Hypoxia-inducible factor is the master regulator of gene transcription during low oxygen tension and forms the molecular link between shortage of oxygen and cellular adaptation mechanisms in response to hypoxia. The transcriptional activity of HIF is enhanced by stabilization of the HIF1a proteins under hypoxic conditions. There is extensive interplay between hypoxia and inflammation, and the pro-inflammatory transcription factor NF-kB is a critical activator of HIF1a. We have used animal models with small molecule inhibitors, monoclonal antibodies, gene transfer, and cell-specific conditional knockout mice and found that HIF1a and several of its downstream growth factors such as VEGFA, VEGFB, VEGFC, PDGFs, ANG1, ANG2, and ET1 may have important clinical implications in the prevention of pro-inflammatory and pro-fibrotic processes after heart transplantation.

The new immunosuppressive drugs do not prevent primary graft dysfunction or chronic allograft dysfunction. On the other hand, acute rejection and side-effects of these drugs still affect about half of all transplant recipients. It is believed that the incidence of the side-effects depends on the type and intensity of the immunosuppressive drugs.
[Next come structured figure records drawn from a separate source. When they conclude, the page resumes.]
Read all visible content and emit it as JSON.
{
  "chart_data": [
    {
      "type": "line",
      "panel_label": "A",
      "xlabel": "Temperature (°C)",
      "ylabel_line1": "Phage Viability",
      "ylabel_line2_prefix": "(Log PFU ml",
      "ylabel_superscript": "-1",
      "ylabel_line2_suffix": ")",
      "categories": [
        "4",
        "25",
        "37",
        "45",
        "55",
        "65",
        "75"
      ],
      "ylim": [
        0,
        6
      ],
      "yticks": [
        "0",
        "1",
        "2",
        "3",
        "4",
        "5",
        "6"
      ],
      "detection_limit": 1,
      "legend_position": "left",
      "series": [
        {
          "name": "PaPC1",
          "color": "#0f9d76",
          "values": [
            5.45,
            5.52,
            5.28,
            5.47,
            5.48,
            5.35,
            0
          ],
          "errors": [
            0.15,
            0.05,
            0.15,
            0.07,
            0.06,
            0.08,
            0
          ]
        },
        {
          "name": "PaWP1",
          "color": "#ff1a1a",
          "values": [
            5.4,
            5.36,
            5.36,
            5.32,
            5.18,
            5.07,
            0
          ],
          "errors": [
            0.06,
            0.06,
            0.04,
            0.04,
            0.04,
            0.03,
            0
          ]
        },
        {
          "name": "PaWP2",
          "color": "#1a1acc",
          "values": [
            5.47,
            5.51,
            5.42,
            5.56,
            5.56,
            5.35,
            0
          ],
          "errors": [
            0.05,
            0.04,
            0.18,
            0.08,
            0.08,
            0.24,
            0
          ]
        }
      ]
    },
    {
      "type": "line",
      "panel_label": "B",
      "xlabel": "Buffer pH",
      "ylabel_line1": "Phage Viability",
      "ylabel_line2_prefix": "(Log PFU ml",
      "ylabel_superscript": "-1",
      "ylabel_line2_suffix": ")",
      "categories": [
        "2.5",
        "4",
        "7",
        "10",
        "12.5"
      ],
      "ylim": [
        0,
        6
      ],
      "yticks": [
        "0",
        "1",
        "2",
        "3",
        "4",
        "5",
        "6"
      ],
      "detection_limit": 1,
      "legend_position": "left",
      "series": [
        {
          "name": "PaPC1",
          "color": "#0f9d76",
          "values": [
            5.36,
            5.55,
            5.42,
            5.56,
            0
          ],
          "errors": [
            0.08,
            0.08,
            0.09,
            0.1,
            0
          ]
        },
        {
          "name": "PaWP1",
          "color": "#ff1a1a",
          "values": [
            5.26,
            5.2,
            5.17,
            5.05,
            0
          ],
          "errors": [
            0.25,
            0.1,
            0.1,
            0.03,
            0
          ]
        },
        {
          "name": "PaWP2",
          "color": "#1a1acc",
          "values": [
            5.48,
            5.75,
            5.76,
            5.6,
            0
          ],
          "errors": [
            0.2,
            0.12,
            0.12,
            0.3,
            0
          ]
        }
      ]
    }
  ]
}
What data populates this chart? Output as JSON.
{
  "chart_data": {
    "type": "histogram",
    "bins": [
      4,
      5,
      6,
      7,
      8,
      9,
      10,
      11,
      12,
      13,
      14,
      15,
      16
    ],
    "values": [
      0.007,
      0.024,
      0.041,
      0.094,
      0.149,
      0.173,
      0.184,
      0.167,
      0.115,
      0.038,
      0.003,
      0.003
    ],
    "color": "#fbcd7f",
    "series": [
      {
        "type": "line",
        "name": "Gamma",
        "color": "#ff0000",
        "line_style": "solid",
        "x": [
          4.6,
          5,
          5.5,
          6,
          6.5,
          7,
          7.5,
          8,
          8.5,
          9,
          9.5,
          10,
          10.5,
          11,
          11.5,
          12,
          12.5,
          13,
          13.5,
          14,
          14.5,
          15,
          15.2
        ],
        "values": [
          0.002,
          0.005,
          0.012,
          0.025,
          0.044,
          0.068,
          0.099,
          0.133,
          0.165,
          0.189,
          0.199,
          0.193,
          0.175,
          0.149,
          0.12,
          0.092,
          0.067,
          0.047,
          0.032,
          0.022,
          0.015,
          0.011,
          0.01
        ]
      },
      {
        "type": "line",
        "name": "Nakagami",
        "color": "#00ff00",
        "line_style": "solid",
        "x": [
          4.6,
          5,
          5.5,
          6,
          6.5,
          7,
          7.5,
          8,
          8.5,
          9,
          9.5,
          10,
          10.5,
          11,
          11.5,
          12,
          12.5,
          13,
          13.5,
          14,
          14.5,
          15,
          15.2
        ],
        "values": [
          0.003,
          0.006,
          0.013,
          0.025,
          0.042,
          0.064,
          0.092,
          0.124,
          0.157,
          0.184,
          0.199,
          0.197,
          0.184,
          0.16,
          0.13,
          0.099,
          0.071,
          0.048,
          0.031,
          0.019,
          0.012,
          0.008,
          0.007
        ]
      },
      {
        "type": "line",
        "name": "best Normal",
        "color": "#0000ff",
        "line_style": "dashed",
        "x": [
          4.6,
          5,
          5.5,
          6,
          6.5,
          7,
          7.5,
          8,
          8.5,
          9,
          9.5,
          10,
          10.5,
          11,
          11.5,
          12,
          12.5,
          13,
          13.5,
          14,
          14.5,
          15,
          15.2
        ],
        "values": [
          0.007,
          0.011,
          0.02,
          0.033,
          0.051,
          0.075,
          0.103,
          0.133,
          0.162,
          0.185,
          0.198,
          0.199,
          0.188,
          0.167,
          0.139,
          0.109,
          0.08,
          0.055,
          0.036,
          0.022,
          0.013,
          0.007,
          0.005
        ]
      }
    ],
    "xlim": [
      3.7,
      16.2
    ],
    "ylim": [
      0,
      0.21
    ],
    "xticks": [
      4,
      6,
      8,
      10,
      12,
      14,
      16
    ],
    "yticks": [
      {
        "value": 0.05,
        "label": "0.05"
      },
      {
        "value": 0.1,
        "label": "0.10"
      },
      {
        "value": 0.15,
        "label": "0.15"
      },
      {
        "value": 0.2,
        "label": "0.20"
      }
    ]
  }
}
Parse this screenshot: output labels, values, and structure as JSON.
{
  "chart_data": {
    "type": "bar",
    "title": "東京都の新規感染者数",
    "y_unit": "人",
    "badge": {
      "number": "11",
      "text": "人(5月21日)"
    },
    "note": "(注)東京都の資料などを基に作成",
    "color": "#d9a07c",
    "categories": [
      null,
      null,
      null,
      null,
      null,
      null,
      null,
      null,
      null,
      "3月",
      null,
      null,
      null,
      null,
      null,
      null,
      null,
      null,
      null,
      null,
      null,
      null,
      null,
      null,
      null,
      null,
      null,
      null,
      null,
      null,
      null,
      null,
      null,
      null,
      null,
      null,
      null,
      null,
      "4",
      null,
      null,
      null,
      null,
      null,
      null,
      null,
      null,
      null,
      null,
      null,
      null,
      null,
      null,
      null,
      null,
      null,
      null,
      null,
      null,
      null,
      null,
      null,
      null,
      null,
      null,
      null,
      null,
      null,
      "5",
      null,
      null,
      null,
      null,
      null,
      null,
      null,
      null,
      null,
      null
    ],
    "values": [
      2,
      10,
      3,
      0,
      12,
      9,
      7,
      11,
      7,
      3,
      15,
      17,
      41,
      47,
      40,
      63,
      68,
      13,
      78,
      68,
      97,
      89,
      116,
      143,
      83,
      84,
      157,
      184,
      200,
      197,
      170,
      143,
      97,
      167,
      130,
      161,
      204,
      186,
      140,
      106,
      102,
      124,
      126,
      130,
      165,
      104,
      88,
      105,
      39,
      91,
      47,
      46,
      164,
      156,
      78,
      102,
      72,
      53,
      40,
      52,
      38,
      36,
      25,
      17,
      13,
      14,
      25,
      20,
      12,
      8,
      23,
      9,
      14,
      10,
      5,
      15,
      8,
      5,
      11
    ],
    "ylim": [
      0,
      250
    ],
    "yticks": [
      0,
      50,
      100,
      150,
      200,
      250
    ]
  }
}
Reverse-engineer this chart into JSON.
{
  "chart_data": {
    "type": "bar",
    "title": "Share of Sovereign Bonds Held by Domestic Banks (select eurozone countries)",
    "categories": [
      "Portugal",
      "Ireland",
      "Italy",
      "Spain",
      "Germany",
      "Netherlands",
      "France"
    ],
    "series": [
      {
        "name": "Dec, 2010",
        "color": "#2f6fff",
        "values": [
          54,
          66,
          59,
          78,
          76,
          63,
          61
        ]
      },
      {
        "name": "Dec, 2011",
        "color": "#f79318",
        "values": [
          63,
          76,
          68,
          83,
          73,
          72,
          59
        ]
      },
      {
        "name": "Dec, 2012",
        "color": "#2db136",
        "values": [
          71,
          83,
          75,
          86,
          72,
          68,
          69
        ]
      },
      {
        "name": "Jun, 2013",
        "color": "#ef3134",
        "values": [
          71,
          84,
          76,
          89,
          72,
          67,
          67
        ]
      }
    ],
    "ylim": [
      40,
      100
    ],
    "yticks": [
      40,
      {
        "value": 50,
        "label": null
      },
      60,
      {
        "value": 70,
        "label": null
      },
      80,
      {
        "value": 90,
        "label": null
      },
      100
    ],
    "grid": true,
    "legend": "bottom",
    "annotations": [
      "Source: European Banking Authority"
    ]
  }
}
There are no biomarkers or liquid biopsies available to monitor the level of individual immunosuppression other than measurement of their trough levels. The most common and reliable technique to evaluate rejection is the acquisition of histological evidence of inflammation and cell necrosis via invasive endomyocardial biopsy or transbronchial biopsy after heart and lung transplantation, respectively. However, the histological evaluation in the presence or absence of inflammation and cell necrosis does not reveal if the transplant in pro-inflammatory or profibrotic process leading to chronic allograft dysfunction. Therefore, a better understanding of the molecular profiles of biopsies is required. We believe that using clinical studies with multiomics approach and bioinformatics will help us find novel molecular pathways and develop diagnostic and prognostic methods as well as targeted therapy to prevent and to treat the disease processes after heart and lung transplantation.

Our research is focused on developing novel biomarkers and liquid biopsies for diagnosis, prognosis, and targeted therapy for primary graft failure, acute rejection, and chronic allograft dysfunction. The specific aims are:

  1. to study the effect of donor simvastatin treatment on primary graft failure, acute rejection, and chronic allograft dysfunction after heart transplantation in a randomized single center clinical trial, and to develop biomarkers for primary graft dysfunction;
  2. to study the effect of genetic diversity between the donor and recipient on the response to immunosuppressive drugs and the development of complications after heart and lung transplantation;
  3. to develop liquid biopsies for diagnosis, prognosis, and treatment for acute rejection, and chronic allograft dysfunction, and to monitor immunosuppression after heart and lung transplantation; and
  4. to test the novel molecular pathways in animal models using small molecule inhibitors, monoclonal antibodies, gene transfer, and cell-specific conditional knockout mice.